Every month it seems as if another corporation is apologizing to customers for a wide-ranging data breach. Despite its nearly limitless resources, the federal government has fared little better, proving itself incapable of protecting the sensitive information of its own employees from hackers. While there are important steps that businesses and government can take to help to protect vital information, the simple truth is that the sharing and collection of electronic data facilitates these sorts of breaches.
Last month, London’s Metropolitan Police Service announced that they had contacted London’s 30,000 firearms certificate holders as part of an alleged initiative to combat firearm theft. Leaflets were sent to licensed gun owners encouraging them to purchase anti-theft product SmartWater. SmartWater is an invisible liquid that is meant to be applied to valuables. According to the Metropolitan Police, Law enforcement is able to use UV light to identify items marked with SmartWater and return them to their rightful owner.
Alerting gun owners to a new anti-theft product is not in itself terrible – even though UK gun owners are already subject to burdensome storage requirements – but it is how the Metropolitan Police went about sharing this information with gun owners that has members of the UK gun community fuming.
In order to carry out the SmartWater campaign, the Metropolitan Police contracted with private firm Corporate Document Services Limited. In turn, Corporate Document Services Limited subcontracted work on the project to another company, Yes Direct Mail. As the Metropolitan Police have acknowledged, these contractors were provided the sensitive private data of London’s licensed gun owners.
In a sharply worded press release, the British Association for Shooting and Conservation condemned the Metropolitan Police’s marketing tactics as an unacceptable data breach. In addition to the potential security implications of such data sharing, BASC questioned the Metropolitan Police’s authority to share the data with private corporations. Further, BASC noted that the Metropolitan Police’s marketing methods were improper, citing rules from the UK’s Information Commissioner’s Office that severely limit how companies can use direct marketing.
An article published on UK information technology website The Register also pointed to concerns over the government disclosing gun owner data to third parties. The piece noted that the application for a firearm or shotgun certificate contains a stringent “Data Protection” provision. It states,
I understand that all information submitted will be handled in accordance with the Data Protection Act 1998 and the Freedom of Information Act 2000 and connected legislation. I understand and give consent for information contained within my application form or obtained in the course of deciding the application to be shared with: my GP, other government departments, regulatory bodies or enforcement agencies in the course of either deciding the application or in pursuance of maintaining public safety or the peace.

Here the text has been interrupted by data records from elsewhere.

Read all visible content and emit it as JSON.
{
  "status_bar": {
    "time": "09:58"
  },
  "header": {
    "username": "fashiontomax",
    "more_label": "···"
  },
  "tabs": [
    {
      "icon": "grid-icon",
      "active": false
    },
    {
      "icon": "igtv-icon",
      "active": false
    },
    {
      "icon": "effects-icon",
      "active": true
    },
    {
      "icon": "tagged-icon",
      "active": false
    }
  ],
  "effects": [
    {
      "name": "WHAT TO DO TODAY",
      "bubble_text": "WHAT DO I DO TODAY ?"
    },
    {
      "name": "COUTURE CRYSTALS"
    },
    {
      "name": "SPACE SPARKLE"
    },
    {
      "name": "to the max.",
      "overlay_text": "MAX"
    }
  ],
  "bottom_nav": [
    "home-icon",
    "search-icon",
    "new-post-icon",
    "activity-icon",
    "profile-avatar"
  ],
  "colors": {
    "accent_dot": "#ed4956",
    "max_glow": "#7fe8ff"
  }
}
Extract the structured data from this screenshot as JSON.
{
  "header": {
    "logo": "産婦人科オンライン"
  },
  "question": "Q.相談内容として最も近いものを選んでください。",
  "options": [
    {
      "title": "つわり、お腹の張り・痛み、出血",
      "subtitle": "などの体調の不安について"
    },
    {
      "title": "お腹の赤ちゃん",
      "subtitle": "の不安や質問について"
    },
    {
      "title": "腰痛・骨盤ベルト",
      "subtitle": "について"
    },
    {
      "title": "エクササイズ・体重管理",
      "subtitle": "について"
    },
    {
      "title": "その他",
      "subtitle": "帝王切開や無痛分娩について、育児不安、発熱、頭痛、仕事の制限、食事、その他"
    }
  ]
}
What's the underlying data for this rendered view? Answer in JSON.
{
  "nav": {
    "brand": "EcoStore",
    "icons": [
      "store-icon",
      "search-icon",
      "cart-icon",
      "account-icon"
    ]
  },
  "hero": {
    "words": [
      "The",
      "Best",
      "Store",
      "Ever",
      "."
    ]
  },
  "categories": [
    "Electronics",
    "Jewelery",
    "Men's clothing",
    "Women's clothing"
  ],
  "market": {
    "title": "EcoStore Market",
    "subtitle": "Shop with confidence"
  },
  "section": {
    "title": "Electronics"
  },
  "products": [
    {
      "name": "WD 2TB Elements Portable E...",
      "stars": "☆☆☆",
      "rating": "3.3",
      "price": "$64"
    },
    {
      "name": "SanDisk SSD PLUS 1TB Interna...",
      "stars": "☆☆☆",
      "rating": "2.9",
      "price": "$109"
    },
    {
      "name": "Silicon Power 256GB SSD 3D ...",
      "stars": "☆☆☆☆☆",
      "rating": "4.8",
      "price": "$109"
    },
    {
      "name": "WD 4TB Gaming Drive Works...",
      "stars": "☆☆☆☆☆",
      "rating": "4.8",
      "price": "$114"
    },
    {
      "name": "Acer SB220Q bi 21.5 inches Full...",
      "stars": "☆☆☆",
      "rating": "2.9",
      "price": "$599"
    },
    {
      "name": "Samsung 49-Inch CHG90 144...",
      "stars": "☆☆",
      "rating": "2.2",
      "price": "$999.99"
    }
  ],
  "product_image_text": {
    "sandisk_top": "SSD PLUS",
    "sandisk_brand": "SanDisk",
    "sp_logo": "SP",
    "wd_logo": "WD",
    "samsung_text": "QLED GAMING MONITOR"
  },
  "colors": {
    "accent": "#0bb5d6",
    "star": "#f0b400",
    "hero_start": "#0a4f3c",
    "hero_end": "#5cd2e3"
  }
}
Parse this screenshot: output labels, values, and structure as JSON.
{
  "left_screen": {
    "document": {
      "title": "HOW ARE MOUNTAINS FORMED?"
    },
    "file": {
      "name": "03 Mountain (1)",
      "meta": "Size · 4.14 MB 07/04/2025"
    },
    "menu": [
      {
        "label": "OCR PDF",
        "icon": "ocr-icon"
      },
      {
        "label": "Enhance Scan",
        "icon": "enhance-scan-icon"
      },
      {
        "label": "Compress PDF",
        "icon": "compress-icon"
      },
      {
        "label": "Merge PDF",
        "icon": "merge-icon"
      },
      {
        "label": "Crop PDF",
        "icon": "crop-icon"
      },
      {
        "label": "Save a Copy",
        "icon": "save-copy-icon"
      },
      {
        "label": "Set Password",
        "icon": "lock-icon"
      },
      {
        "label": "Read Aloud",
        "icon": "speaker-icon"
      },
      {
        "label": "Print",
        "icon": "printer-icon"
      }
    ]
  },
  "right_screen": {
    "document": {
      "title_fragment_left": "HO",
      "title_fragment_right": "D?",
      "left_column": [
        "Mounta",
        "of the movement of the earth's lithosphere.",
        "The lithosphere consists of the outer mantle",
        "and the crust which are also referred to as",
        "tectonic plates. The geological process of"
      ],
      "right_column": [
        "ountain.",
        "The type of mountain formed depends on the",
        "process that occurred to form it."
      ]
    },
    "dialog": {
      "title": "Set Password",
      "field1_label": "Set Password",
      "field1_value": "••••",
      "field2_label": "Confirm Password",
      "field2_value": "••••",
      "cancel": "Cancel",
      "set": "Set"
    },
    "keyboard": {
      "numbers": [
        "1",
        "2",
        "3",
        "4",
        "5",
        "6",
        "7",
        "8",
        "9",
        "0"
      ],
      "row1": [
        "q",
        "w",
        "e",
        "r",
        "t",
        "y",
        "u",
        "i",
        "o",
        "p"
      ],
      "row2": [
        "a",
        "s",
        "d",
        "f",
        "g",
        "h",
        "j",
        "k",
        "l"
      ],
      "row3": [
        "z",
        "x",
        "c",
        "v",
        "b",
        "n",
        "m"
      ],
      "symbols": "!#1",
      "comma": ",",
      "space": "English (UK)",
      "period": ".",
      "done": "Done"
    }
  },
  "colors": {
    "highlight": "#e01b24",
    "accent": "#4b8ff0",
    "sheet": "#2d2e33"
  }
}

Note: Any information shared will be shared in accordance with data sharing protocols. We do not share your personal or company details with other applicants or members of the public and treat information in connection with the application in confidence, but individuals should be aware that we may be required to disclose some information in accordance with the legislation referred to above.
This provision suggests that an applicant’s information may be shared with their doctor or government agencies. However, the application appears to preclude the government from sharing gun owner data with private companies or other “members of the public.” To this point, BASC Director of Firearms Bill Harriman stated, “BASC is treating this as a potentially serious breach of trust by the Met,” adding, “We do not believe certificate holders have given their permission for their sensitive, personal information to be passed to third parties.”
The past year has seen a series of gun owner data breaches that span the globe. In January, officials from the Australia state of Victoria were forced to apologize after they inadvertently released the personal information of nearly 9,000 gun owners. In December 2016, the California Department of Justice apologized to the state’s certified firearms safety instructors after their sensitive information – including name, date of birth, and driver’s license number – was improperly sent to a reporter.
Whether by accidental or purposeful disclosure, governments have demonstrated an inability to adequately safeguard sensitive gun owner data. Just as in the case of firearm registration leading to confiscation, once data is collected on firearms and their owners, there is little stopping this information from being disclosed, mishandled, or abused by the government. This is why it is vital for all gun owners to resist efforts to centralize gun ownership data in whatever context they may arise.